ENCONTROS E DESENCONTROS
Sofia Coppola, Lost In Translation, EUA, 2003

O plano que abre Encontros e Desencontros poderia ter saído diretamente do filme anterior de Sofia Coppola: um corpo feminino visto de costas, deitado de lado e imóvel, trajando apenas uma camiseta e calcinhas; uma imagem-síntese, de intimidade e de forte teor melancólico tão peculiar e característico de As Virgens Suicidas. Se podemos resumir o filme de estréia de Coppola a um estudo sobre alienação, costumes e fantasias adolescentes, com evidente entrega pessoal, fica claro que seu segundo filme segue desde o início uma mesma matriz, um mesmo princípio de investigação.
Enquanto As Virgens Suicidas evoca todo um universo de personagens, com regras particulares e dramaturgia mais fechada, Encontros e Desencontros é um filme mais aberto, propenso à contaminação, cuja dramaturgia nasce sobretudo da mise-en-scéne. Encontros institui, como princípio, uma espécie de laboratório de livre criação, de construção de espaços e ritmos que permitam aos atores alçarem vôos livres; Mais que um estudo de personagens (Coppola evita a psicologia, a "profundidade"), um estudo de atores.

A premissa é estabelecida nos primeiros minutos: vemos um astro americano de filmes de ação (Bill Murray) observando pela janela de um táxi as ruas de Tóquio, onde chega para filmar uma campanha comercial de uma marca local de uísque; alternadamente, vemos uma jovem recém-casada (Scarlett Johanson) enfrentando o tédio num quarto de hotel graças à ausência do marido fotógrafo (Giovanni Ribisi). Deste fiapo de trama – de fato, menos uma trama que um ponto de partida –, Coppola passa a tecer uma longa série de variações sobre um tema: multiplicam-se situações de deslocamento, de solidão, de não-pertencimento.

Se com Johanson Coppola insiste em imagens típicas de alienação urbana, (nacos de tempo morto sobrepondo seu corpo aos prédios que ela observa pela janela de seu quarto e passeios sem direção pelas ruas da cidade), é em Murray que a diretora deposita o maior investimento. Murray teve pouquíssimas chances de fazer o protagonista nos filmes que realizou ao longo da carreira; ainda mais raros são aqueles que procuraram extrair mais dele que o repertório habitual de expressões faciais. Em Coppola, Murray encontrou não apenas uma diretora que lhe tenha presenteado com toda uma vasta possibilidade de diferentes registros (não apenas cômicos), mas uma que soube filmá-lo como nenhum outro. É impossível imaginar Encontros e Desencontros sem Murray; ele é toda a razão de ser do filme.
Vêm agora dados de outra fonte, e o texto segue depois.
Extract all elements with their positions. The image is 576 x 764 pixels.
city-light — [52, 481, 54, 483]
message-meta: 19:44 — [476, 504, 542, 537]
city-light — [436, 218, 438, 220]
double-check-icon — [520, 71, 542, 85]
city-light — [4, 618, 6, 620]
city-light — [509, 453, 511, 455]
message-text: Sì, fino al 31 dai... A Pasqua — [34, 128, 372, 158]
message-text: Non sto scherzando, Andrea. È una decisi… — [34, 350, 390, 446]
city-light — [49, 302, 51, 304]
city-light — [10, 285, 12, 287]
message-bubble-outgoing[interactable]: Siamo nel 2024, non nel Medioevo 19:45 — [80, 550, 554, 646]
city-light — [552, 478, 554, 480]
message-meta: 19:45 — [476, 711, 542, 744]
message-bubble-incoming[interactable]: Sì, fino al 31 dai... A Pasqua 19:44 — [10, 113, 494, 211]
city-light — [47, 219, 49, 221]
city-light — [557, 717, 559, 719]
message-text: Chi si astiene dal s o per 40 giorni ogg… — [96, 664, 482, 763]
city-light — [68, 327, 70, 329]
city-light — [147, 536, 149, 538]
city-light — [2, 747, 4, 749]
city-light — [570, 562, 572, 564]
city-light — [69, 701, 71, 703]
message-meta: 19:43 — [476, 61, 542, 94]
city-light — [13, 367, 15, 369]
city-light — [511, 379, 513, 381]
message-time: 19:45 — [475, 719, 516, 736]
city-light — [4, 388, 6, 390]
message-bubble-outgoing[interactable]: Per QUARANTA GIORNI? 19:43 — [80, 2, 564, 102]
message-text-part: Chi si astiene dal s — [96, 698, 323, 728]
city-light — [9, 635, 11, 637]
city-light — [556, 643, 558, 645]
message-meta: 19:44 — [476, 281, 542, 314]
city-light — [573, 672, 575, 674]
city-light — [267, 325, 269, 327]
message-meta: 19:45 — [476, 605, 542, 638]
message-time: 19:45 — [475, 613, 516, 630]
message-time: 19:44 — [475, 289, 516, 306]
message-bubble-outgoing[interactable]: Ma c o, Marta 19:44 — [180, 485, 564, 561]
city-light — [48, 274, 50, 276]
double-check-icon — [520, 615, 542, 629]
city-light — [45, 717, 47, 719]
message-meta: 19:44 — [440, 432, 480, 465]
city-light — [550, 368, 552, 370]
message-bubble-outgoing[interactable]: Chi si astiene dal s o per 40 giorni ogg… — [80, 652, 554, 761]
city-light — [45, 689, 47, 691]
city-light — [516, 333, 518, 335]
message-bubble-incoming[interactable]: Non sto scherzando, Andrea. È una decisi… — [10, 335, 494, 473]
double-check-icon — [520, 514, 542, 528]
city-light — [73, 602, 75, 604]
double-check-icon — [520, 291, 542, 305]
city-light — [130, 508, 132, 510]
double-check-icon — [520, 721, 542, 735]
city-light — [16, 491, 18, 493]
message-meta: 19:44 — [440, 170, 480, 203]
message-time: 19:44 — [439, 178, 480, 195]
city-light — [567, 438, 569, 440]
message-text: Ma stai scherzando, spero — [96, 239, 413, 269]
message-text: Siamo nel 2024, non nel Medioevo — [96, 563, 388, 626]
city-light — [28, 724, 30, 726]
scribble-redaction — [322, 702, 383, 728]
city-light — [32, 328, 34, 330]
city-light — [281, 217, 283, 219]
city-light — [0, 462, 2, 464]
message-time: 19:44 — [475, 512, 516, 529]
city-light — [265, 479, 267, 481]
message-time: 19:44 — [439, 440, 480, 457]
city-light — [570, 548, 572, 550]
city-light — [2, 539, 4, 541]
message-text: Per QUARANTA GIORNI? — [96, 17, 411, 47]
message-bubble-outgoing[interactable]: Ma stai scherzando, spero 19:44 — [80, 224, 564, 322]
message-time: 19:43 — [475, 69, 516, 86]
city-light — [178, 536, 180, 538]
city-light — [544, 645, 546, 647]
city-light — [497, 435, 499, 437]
Coppola extrai do ator a disposição de atuar em um incontável elenco de situações cômicas: do mais delirante registro físico (as sequências da piscina, da sala de ginástica, da massagista) à observação mais detida do rosto e das expressões (as sequências em que assiste TV no quarto, a sessão de fotos), passando pelo desacerto com os gadgets, à maneira de Tati (os ruídos emitidos pelo celular, pelo aparelho de fax e pelos aparelhos de ginástica), Murray encontra espaço para desenvolver uma personagem absolutamente adorável, palpável em sua fragilidade e desespero mudo.

Previsivelmente, as narrativas convergem no encontro das personagens, dando início ao relato das aventuras dos dois pelas noites de Tóquio. A partir daí, o registro muda sutilmente, explorando as mais diversas modalidades de relacionamento entre os dois, instituindo um equilíbrio sempre precário. A riqueza desta segunda parte de Encontros e Desencontros está em nunca encerrar este relacionamento em qualquer modo definitivo; Coppola realiza um estudo sobre a distância e a proximidade dos corpos, à maneira do Cassavetes de Gloria, explorando a cada novo momento diferentes e ricas nuances, reinventando a relação com cada mudança de comportamento. Há cargas e cargas de emoção depositadas num simples toque, numa troca de olhares, num abraço, num aperto de mão.

Encontros e Desencontros é um filme lindamente imperfeito; seus momentos mais belos são fugidios, produtos da mais pura simplicidade e do risco. Sofia Coppola parece evitar a todo custo uma estratégia ou cálculo; seu programa é outro: deixar as coisas aconterem e encontrar a melhor maneira de filmá-las. Não há modo mais feliz de filmar a matéria humana.